Мы подъехали к блокпосту — его охраняли несколько вооруженных девушек в военной форме. «Сестры, они мои сестры!» — счастливым голосом ты сообщила мне. Не понял, что конкретно имеешь в виду. Микроавтобус остановился, ты вышла и обнялась по очереди с ополченками. Щебетание молодых женских голосов. «Можно фотографировать и брать интервью у девушек, если тебе нужно», — сообщил Сами. Ополченки стеснялись моей простенькой фотокамеры, отворачивались. Ты убеждала их попозировать. Нет, отказались. Предложили поснимать других ополченок, которых мы увидим в городе.

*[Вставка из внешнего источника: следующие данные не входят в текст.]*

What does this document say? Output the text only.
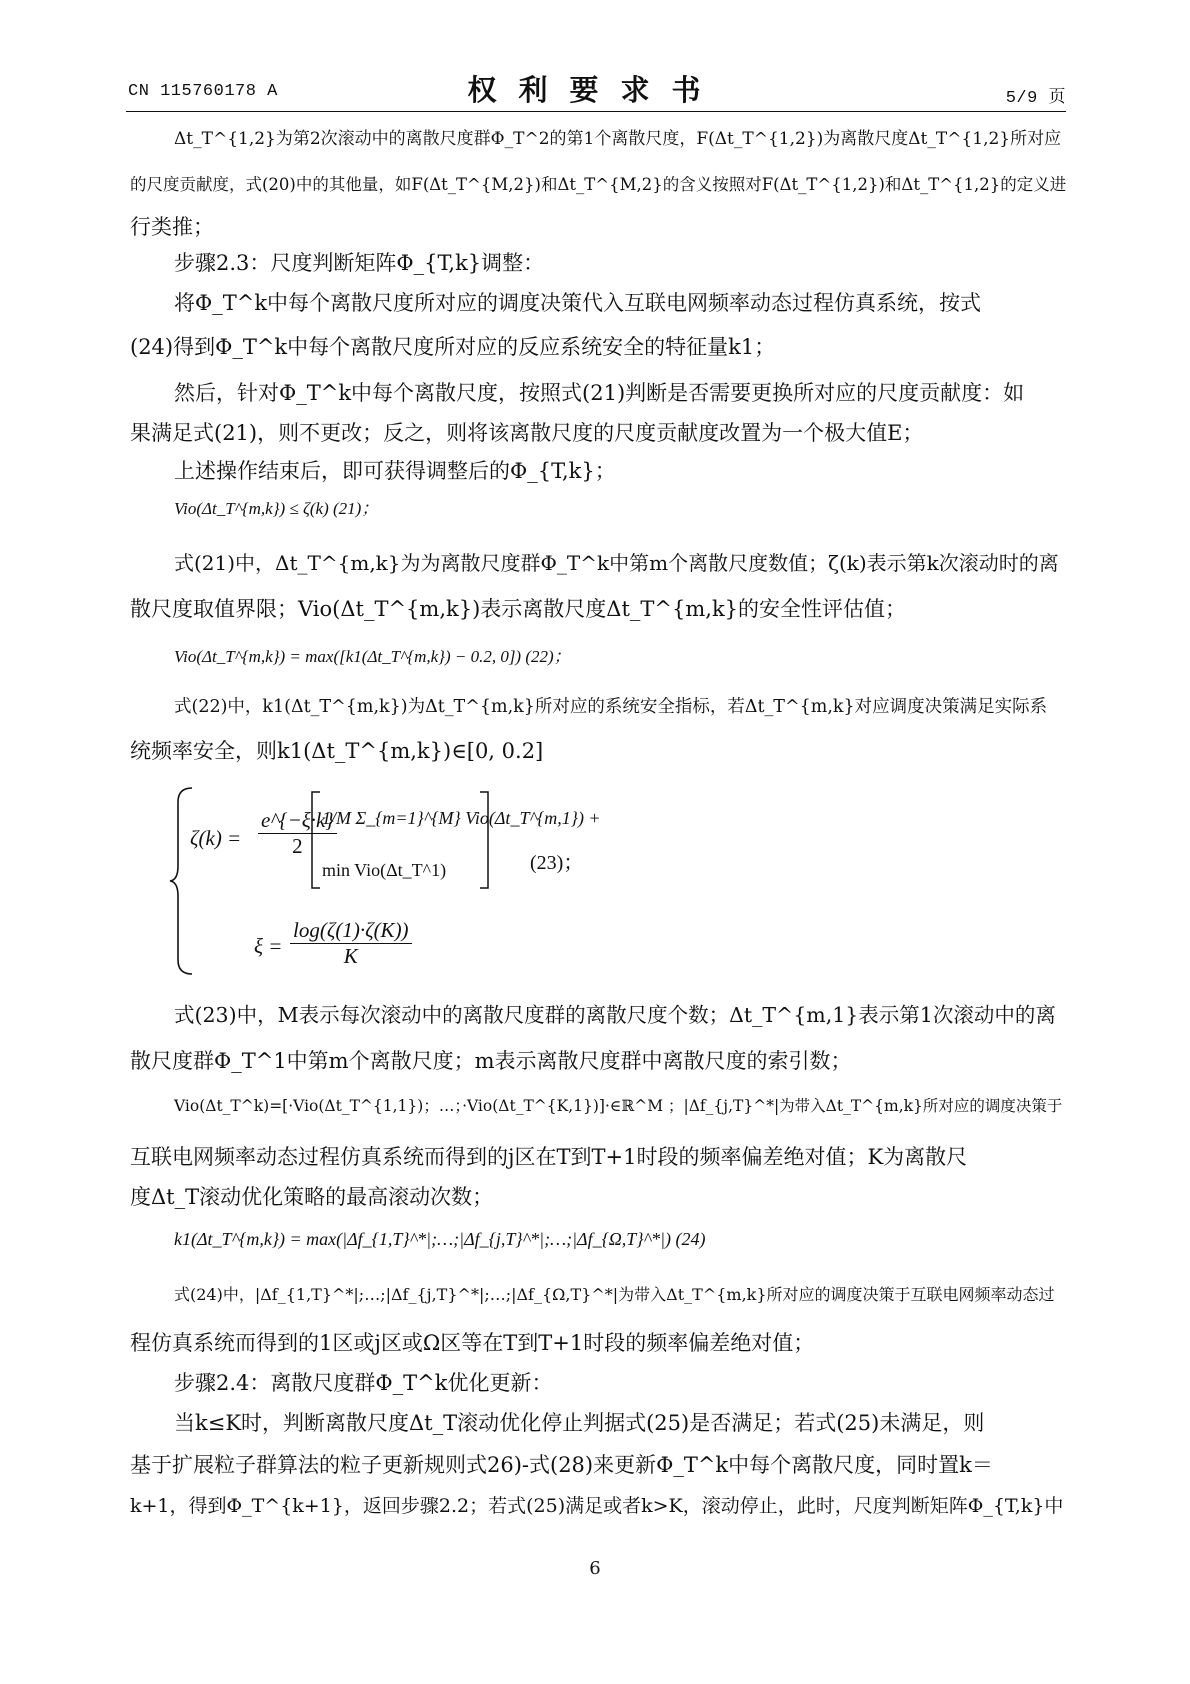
CN 115760178 A	权利要求书	5/9 页
Δt_T^{1,2}为第2次滚动中的离散尺度群Φ_T^2的第1个离散尺度，F(Δt_T^{1,2})为离散尺度Δt_T^{1,2}所对应
的尺度贡献度，式(20)中的其他量，如F(Δt_T^{M,2})和Δt_T^{M,2}的含义按照对F(Δt_T^{1,2})和Δt_T^{1,2}的定义进
行类推；
步骤2.3：尺度判断矩阵Φ_{T,k}调整：
将Φ_T^k中每个离散尺度所对应的调度决策代入互联电网频率动态过程仿真系统，按式
(24)得到Φ_T^k中每个离散尺度所对应的反应系统安全的特征量k1；
然后，针对Φ_T^k中每个离散尺度，按照式(21)判断是否需要更换所对应的尺度贡献度：如
果满足式(21)，则不更改；反之，则将该离散尺度的尺度贡献度改置为一个极大值E；
上述操作结束后，即可获得调整后的Φ_{T,k}；
Vio(Δt_T^{m,k}) ≤ ζ(k) (21)；
式(21)中，Δt_T^{m,k}为为离散尺度群Φ_T^k中第m个离散尺度数值；ζ(k)表示第k次滚动时的离
散尺度取值界限；Vio(Δt_T^{m,k})表示离散尺度Δt_T^{m,k}的安全性评估值；
Vio(Δt_T^{m,k}) = max([k1(Δt_T^{m,k}) − 0.2, 0]) (22)；
式(22)中，k1(Δt_T^{m,k})为Δt_T^{m,k}所对应的系统安全指标，若Δt_T^{m,k}对应调度决策满足实际系
统频率安全，则k1(Δt_T^{m,k})∈[0, 0.2]
$\zeta(k) = \frac{e\^{}\{-\xi\cdot k\}}{2}$
1/M Σ_{m=1}^{M} Vio(Δt_T^{m,1}) +
min Vio(Δt_T^1)	(23)；
$\xi = \frac{\log(\zeta(1)\cdot\zeta(K))}{K}$
式(23)中，M表示每次滚动中的离散尺度群的离散尺度个数；Δt_T^{m,1}表示第1次滚动中的离
散尺度群Φ_T^1中第m个离散尺度；m表示离散尺度群中离散尺度的索引数；
Vio(Δt_T^k)=[·Vio(Δt_T^{1,1})；…；·Vio(Δt_T^{K,1})]·∈ℝ^M ；|Δf_{j,T}^*|为带入Δt_T^{m,k}所对应的调度决策于
互联电网频率动态过程仿真系统而得到的j区在T到T+1时段的频率偏差绝对值；K为离散尺
度Δt_T滚动优化策略的最高滚动次数；
k1(Δt_T^{m,k}) = max(|Δf_{1,T}^*|;…;|Δf_{j,T}^*|;…;|Δf_{Ω,T}^*|) (24)
式(24)中，|Δf_{1,T}^*|;…;|Δf_{j,T}^*|;…;|Δf_{Ω,T}^*|为带入Δt_T^{m,k}所对应的调度决策于互联电网频率动态过
程仿真系统而得到的1区或j区或Ω区等在T到T+1时段的频率偏差绝对值；
步骤2.4：离散尺度群Φ_T^k优化更新：
当k≤K时，判断离散尺度Δt_T滚动优化停止判据式(25)是否满足；若式(25)未满足，则
基于扩展粒子群算法的粒子更新规则式26)-式(28)来更新Φ_T^k中每个离散尺度，同时置k＝
k+1，得到Φ_T^{k+1}，返回步骤2.2；若式(25)满足或者k>K，滚动停止，此时，尺度判断矩阵Φ_{T,k}中
6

Через полчаса, узнав детали обстановки, поехали глубже в город, ближе к передовой. С нами отправилась одна ополченка в качестве сопровождающей. Жителей совсем нет. Улицы пусты. По каменному забору шагала, осторожно перебирая ногами, тощая кошка — истошно заорала, повернувшись к нам. Время от времени слышны звуки стрельбы. Ополченка подсказывала водителю, где сворачивать. Выехали к бетонным блокам, наглухо перегораживающим проспект. Ополченцы, пикап-тачанка — крупнокалиберный пулемет направлен в сторону дальше по проспекту. «Дальше нельзя, самый край наших позиций». Микроавтобус свернул налево и ехал по улочке вдоль, как я понял, линии фронта. Перестрелка ведется, судя по уровню звука, в нескольких кварталах отсюда. Вкатились во двор больницы — в ней разместилась основная передовая база курдских ополченцев. На стоявшем под деревом гинекологическом кресле сложены заряды к ручному гранатомету. Высыпали из здания несколько бойцов. Познакомились, разговорились. Боец по имени Ахмат повел меня, Сами и Берфин к земляной насыпи позади больницы. За насыпью — поле длиною метров двести, за полем деревня, из которой взлохмаченным косым столбом вкручивался в облачное небо черный дым. «Деревня называется Тель-Шамиран. Ее занимают террористы. С час назад по террористам отбомбилась американская авиация. Дым — с разгромленных позиций врага».
Мы ходили по передовым позициям, общались с бойцами — Фархад и водитель остались с командирами пить чай. Осматривали близлежащие кварталы. Прошли мимо позиций, которые занимало ассирийское ополчение — над зданием их штаба флаг. «Ассирийский», — пояснил Сами: на белом фоне голубая четырехконечная звезда, от которой крестообразно отходят четыре сине-красных полосы. На стенах штаба граффити на арамейском языке, древнейшем языке христиан.
Бойцы курдской самообороны рассказывали, что среди убитых радикалов много «китайцев». Они наглядно показывали — растягивали пальцами глаза до узких щелок. Однако русскоговорящий доктор Хасан, сирийский курд, который работал в госпитале «Красного полумесяца», разъяснил, что это узбеки, или киргизы, или казахи, а может, туркмены. Доктор Хасан учился в Молдавии, в независимой республике Молдова, он лучше разбирался в национальностях. «Это из Средней Азии, я извиняюсь за выражение, весь мусор сюда понаехал, — гневался доктор. — Вы думаете, среди террористов много сирийцев? Очень и очень мало. Незначительная часть. В основном иностранцы воюют за террористов».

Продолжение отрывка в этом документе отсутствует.